Second, Britain’s economy was one of the least reliant on its EU colleagues. As Figure 4 shows, in 2015, just 42.3 percent of British exports went to the EU, a share lower than in each of the 27 other members. This is partly because, as Luis Garicano, a former member of the European Parliament, noted recently, the “Single Market” is largely a myth.
“The IMF puts the hidden cost of trading goods inside the EU at the equivalent of a 45 percent tariff,” he writes. This is especially so for services where “the figure climbs to 110 percent, higher than Trump’s ‘Liberation Day’ tariffs on Chinese imports.” This is a particular issue for Britain, where, as Figure 5 shows, services accounted for a greater share of exports in 2015 than in 22 of the 27 other EU countries.
Figure 4: Share of exports to other EU Members, 2015

Figure 5: Services as a share of total exports, 2015

A decade on, these facts are little changed, and hopes that Britain’s economy can be boosted by closer ties with — or even rejoining — the EU are doomed to disappointment. As with other “exits,” whether the British economy flourishes will largely depend on what happens in Britain.
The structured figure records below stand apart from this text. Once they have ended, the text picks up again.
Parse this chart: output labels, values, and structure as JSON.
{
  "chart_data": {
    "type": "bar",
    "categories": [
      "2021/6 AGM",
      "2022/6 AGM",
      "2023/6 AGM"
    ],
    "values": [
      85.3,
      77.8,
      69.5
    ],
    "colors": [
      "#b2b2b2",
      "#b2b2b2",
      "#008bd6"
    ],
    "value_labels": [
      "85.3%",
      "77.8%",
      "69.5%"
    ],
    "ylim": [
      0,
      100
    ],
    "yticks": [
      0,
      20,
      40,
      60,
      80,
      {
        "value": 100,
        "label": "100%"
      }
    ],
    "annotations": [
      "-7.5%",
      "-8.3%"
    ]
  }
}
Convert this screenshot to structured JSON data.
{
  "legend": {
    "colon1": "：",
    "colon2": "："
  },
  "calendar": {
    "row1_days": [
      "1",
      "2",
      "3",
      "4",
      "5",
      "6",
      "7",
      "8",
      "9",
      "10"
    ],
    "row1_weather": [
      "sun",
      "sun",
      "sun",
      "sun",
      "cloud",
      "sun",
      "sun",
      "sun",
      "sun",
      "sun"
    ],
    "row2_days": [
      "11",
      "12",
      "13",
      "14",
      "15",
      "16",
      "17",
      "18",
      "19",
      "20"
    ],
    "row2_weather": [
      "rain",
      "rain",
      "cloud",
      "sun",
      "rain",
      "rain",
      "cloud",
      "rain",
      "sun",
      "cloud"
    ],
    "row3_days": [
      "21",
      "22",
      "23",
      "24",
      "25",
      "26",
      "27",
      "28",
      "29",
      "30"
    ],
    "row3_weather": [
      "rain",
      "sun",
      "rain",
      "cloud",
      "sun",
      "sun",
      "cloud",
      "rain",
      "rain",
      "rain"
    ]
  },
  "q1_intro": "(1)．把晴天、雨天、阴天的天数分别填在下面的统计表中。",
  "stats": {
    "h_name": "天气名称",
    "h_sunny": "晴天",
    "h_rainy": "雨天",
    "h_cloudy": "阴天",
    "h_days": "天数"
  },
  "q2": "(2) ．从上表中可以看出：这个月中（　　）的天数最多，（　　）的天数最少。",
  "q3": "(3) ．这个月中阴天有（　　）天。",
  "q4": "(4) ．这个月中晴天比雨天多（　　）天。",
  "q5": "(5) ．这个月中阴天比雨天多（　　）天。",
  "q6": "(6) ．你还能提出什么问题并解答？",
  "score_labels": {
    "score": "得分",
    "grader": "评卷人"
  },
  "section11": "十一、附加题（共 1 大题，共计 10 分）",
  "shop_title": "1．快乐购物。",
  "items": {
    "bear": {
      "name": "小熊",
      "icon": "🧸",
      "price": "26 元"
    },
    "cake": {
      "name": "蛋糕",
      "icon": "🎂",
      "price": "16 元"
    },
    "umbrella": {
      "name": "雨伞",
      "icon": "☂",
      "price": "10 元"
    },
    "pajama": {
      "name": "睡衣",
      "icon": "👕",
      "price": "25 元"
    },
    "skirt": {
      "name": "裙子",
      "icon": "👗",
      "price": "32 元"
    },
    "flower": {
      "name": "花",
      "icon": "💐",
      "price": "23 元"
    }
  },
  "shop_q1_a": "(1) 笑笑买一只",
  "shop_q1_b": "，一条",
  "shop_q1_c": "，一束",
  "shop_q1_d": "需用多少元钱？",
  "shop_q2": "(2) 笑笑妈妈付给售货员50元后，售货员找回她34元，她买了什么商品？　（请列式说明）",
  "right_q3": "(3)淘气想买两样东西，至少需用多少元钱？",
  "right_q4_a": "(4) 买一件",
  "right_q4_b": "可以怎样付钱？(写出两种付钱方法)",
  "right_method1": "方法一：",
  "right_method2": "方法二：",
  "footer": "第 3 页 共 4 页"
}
And if you wrote in 2016 that “we doubt that Britain’s long-term economic outlook hinges on [EU membership],” you might be feeling rather vindicated.
But perhaps this is missing the point. For most, Brexit was never really about economics at all. That was merely a proxy for the debate people wanted to have but were afraid to openly; the more elemental one of identity. In the decade since Brexit, they have become less afraid.